Motions to set aside final orders must state extraordinary circumstances. In re Maestas, CSA 33-11, 1 (Order 8/9/11).
Appellant was not denied due process when his supervisor did not re-schedule meeting to discuss the incident preceding discipline. The pre-disciplinary meeting provided the opportunity to correct any errors, to explain, or to mitigate. In re Weiss, CSA 68-10, 7 (2/14/11); citing CSR 16-40 B.
Appellant’s argument that the agency disciplined him for invoking his right not to serve as a witness against himself is inapplicable in civil cases. The privilege against self-incrimination applies exclusively to criminal defendants. In re Weiss, CSA 68-10, 7 (2/14/11).
Even though agency established a prima facie case that appellant violated an agency rule, such rule is unenforcable if it irreconcilably conflictes with the Career Service Rules. In re Rock, CSA 09-10, 6 (10/5/10).
Agency's allegation of wrongdoing which was not included in the pre-disciplinary letter may not establish a Career Service Rule violation. In re Roberts, 40-10 & 48-10, 12 (11/15/10).
Lack of precision or definition in a rule does not render it invalid if it is susceptible to a fair interpretation that is consistent with the other Career Service Rules.
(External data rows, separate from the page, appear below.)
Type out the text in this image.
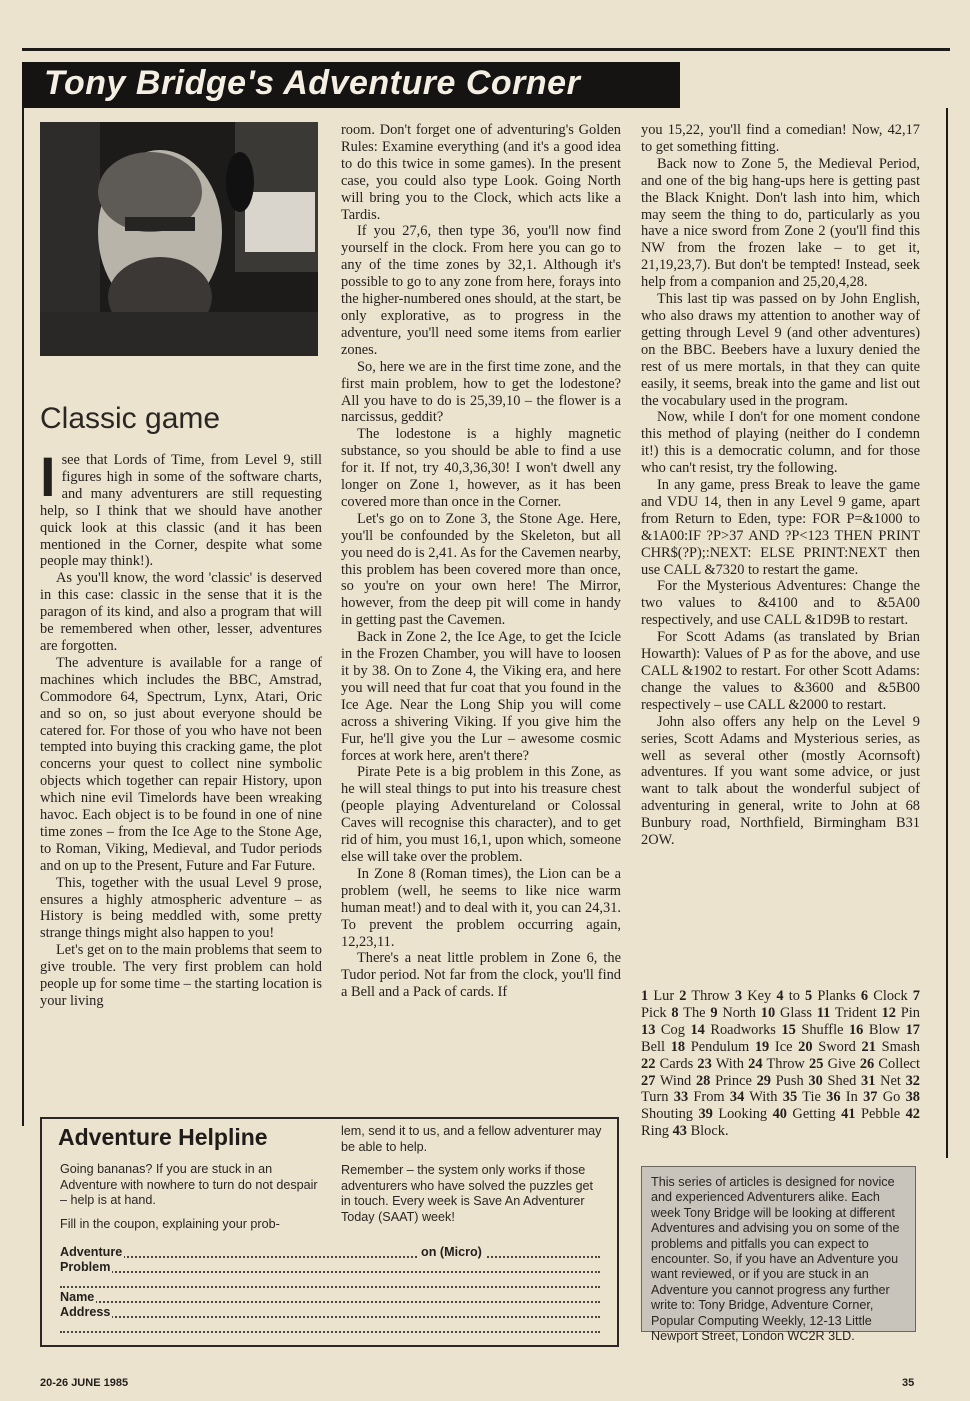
Tony Bridge's Adventure Corner
Classic game

Isee that Lords of Time, from Level 9, still figures high in some of the software charts, and many adventurers are still requesting help, so I think that we should have another quick look at this classic (and it has been mentioned in the Corner, despite what some people may think!).

As you'll know, the word 'classic' is deserved in this case: classic in the sense that it is the paragon of its kind, and also a program that will be remembered when other, lesser, adventures are forgotten.

The adventure is available for a range of machines which includes the BBC, Amstrad, Commodore 64, Spectrum, Lynx, Atari, Oric and so on, so just about everyone should be catered for. For those of you who have not been tempted into buying this cracking game, the plot concerns your quest to collect nine symbolic objects which together can repair History, upon which nine evil Timelords have been wreaking havoc. Each object is to be found in one of nine time zones – from the Ice Age to the Stone Age, to Roman, Viking, Medieval, and Tudor periods and on up to the Present, Future and Far Future.

This, together with the usual Level 9 prose, ensures a highly atmospheric adventure – as History is being meddled with, some pretty strange things might also happen to you!

Let's get on to the main problems that seem to give trouble. The very first problem can hold people up for some time – the starting location is your living

room. Don't forget one of adventuring's Golden Rules: Examine everything (and it's a good idea to do this twice in some games). In the present case, you could also type Look. Going North will bring you to the Clock, which acts like a Tardis.

If you 27,6, then type 36, you'll now find yourself in the clock. From here you can go to any of the time zones by 32,1. Although it's possible to go to any zone from here, forays into the higher-numbered ones should, at the start, be only explorative, as to progress in the adventure, you'll need some items from earlier zones.

So, here we are in the first time zone, and the first main problem, how to get the lodestone? All you have to do is 25,39,10 – the flower is a narcissus, geddit?

The lodestone is a highly magnetic substance, so you should be able to find a use for it. If not, try 40,3,36,30! I won't dwell any longer on Zone 1, however, as it has been covered more than once in the Corner.

Let's go on to Zone 3, the Stone Age. Here, you'll be confounded by the Skeleton, but all you need do is 2,41. As for the Cavemen nearby, this problem has been covered more than once, so you're on your own here! The Mirror, however, from the deep pit will come in handy in getting past the Cavemen.

Back in Zone 2, the Ice Age, to get the Icicle in the Frozen Chamber, you will have to loosen it by 38. On to Zone 4, the Viking era, and here you will need that fur coat that you found in the Ice Age. Near the Long Ship you will come across a shivering Viking. If you give him the Fur, he'll give you the Lur – awesome cosmic forces at work here, aren't there?

Pirate Pete is a big problem in this Zone, as he will steal things to put into his treasure chest (people playing Adventureland or Colossal Caves will recognise this character), and to get rid of him, you must 16,1, upon which, someone else will take over the problem.

In Zone 8 (Roman times), the Lion can be a problem (well, he seems to like nice warm human meat!) and to deal with it, you can 24,31. To prevent the problem occurring again, 12,23,11.

There's a neat little problem in Zone 6, the Tudor period. Not far from the clock, you'll find a Bell and a Pack of cards. If

you 15,22, you'll find a comedian! Now, 42,17 to get something fitting.

Back now to Zone 5, the Medieval Period, and one of the big hang-ups here is getting past the Black Knight. Don't lash into him, which may seem the thing to do, particularly as you have a nice sword from Zone 2 (you'll find this NW from the frozen lake – to get it, 21,19,23,7). But don't be tempted! Instead, seek help from a companion and 25,20,4,28.

This last tip was passed on by John English, who also draws my attention to another way of getting through Level 9 (and other adventures) on the BBC. Beebers have a luxury denied the rest of us mere mortals, in that they can quite easily, it seems, break into the game and list out the vocabulary used in the program.

Now, while I don't for one moment condone this method of playing (neither do I condemn it!) this is a democratic column, and for those who can't resist, try the following.

In any game, press Break to leave the game and VDU 14, then in any Level 9 game, apart from Return to Eden, type: FOR P=&1000 to &1A00:IF ?P>37 AND ?P<123 THEN PRINT CHR$(?P);:NEXT: ELSE PRINT:NEXT then use CALL &7320 to restart the game.

For the Mysterious Adventures: Change the two values to &4100 and to &5A00 respectively, and use CALL &1D9B to restart.

For Scott Adams (as translated by Brian Howarth): Values of P as for the above, and use CALL &1902 to restart. For other Scott Adams: change the values to &3600 and &5B00 respectively – use CALL &2000 to restart.

John also offers any help on the Level 9 series, Scott Adams and Mysterious series, as well as several other (mostly Acornsoft) adventures. If you want some advice, or just want to talk about the wonderful subject of adventuring in general, write to John at 68 Bunbury road, Northfield, Birmingham B31 2OW.

1 Lur 2 Throw 3 Key 4 to 5 Planks 6 Clock 7 Pick 8 The 9 North 10 Glass 11 Trident 12 Pin 13 Cog 14 Roadworks 15 Shuffle 16 Blow 17 Bell 18 Pendulum 19 Ice 20 Sword 21 Smash 22 Cards 23 With 24 Throw 25 Give 26 Collect 27 Wind 28 Prince 29 Push 30 Shed 31 Net 32 Turn 33 From 34 With 35 Tie 36 In 37 Go 38 Shouting 39 Looking 40 Getting 41 Pebble 42 Ring 43 Block.
This series of articles is designed for novice and experienced Adventurers alike. Each week Tony Bridge will be looking at different Adventures and advising you on some of the problems and pitfalls you can expect to encounter. So, if you have an Adventure you want reviewed, or if you are stuck in an Adventure you cannot progress any further write to: Tony Bridge, Adventure Corner, Popular Computing Weekly, 12-13 Little Newport Street, London WC2R 3LD.
Adventure Helpline

Going bananas? If you are stuck in an Adventure with nowhere to turn do not despair – help is at hand.

Fill in the coupon, explaining your prob-

lem, send it to us, and a fellow adventurer may be able to help.

Remember – the system only works if those adventurers who have solved the puzzles get in touch. Every week is Save An Adventurer Today (SAAT) week!

Adventure	on (Micro)
Problem
Name
Address
20-26 JUNE 1985	35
In re Vasquez & Lewis, CSA 08-09 & 09-09, 5 (5/20/09).
The Career Service Rules provide the sole jurisdictional basis for appeals heard by the hearing officers. In re Morgan, CSA 63-08, 16 (4/6/09).
Hearing officers lack jurisdiction to rule on the constitutionality of Career Service Rules. In re Sawyer & Sproul, CSA 33-08 & 34-08, 17 (1/27/09); § 19-55.
The Career Service Rules mirror the provisions of the Denver city charter in which Career Service employees may be terminated only for cause and may appeal a termination decision to the board and its hearing officers. In re Mounjim, CSB 87-07, 7 (1/8/09).
The policies and rules of the city should be interpreted to be consistent with one another if such a reading expresses the plain meaning of either. In re Williams, CSA 56-04, 4 (5/06/05).
Since CSR 16-40 D and Executive Order 94 can be read in harmony, the former does not invalidate Executive Order 94’s language mandating dismissal for second violation of city drug policy in the employee’s career and agency did not violate CSR 16-40 D by relying on a first offense that occurred more than five years earlier. In re Williams, CSA 56-04, 4 (5/06/05).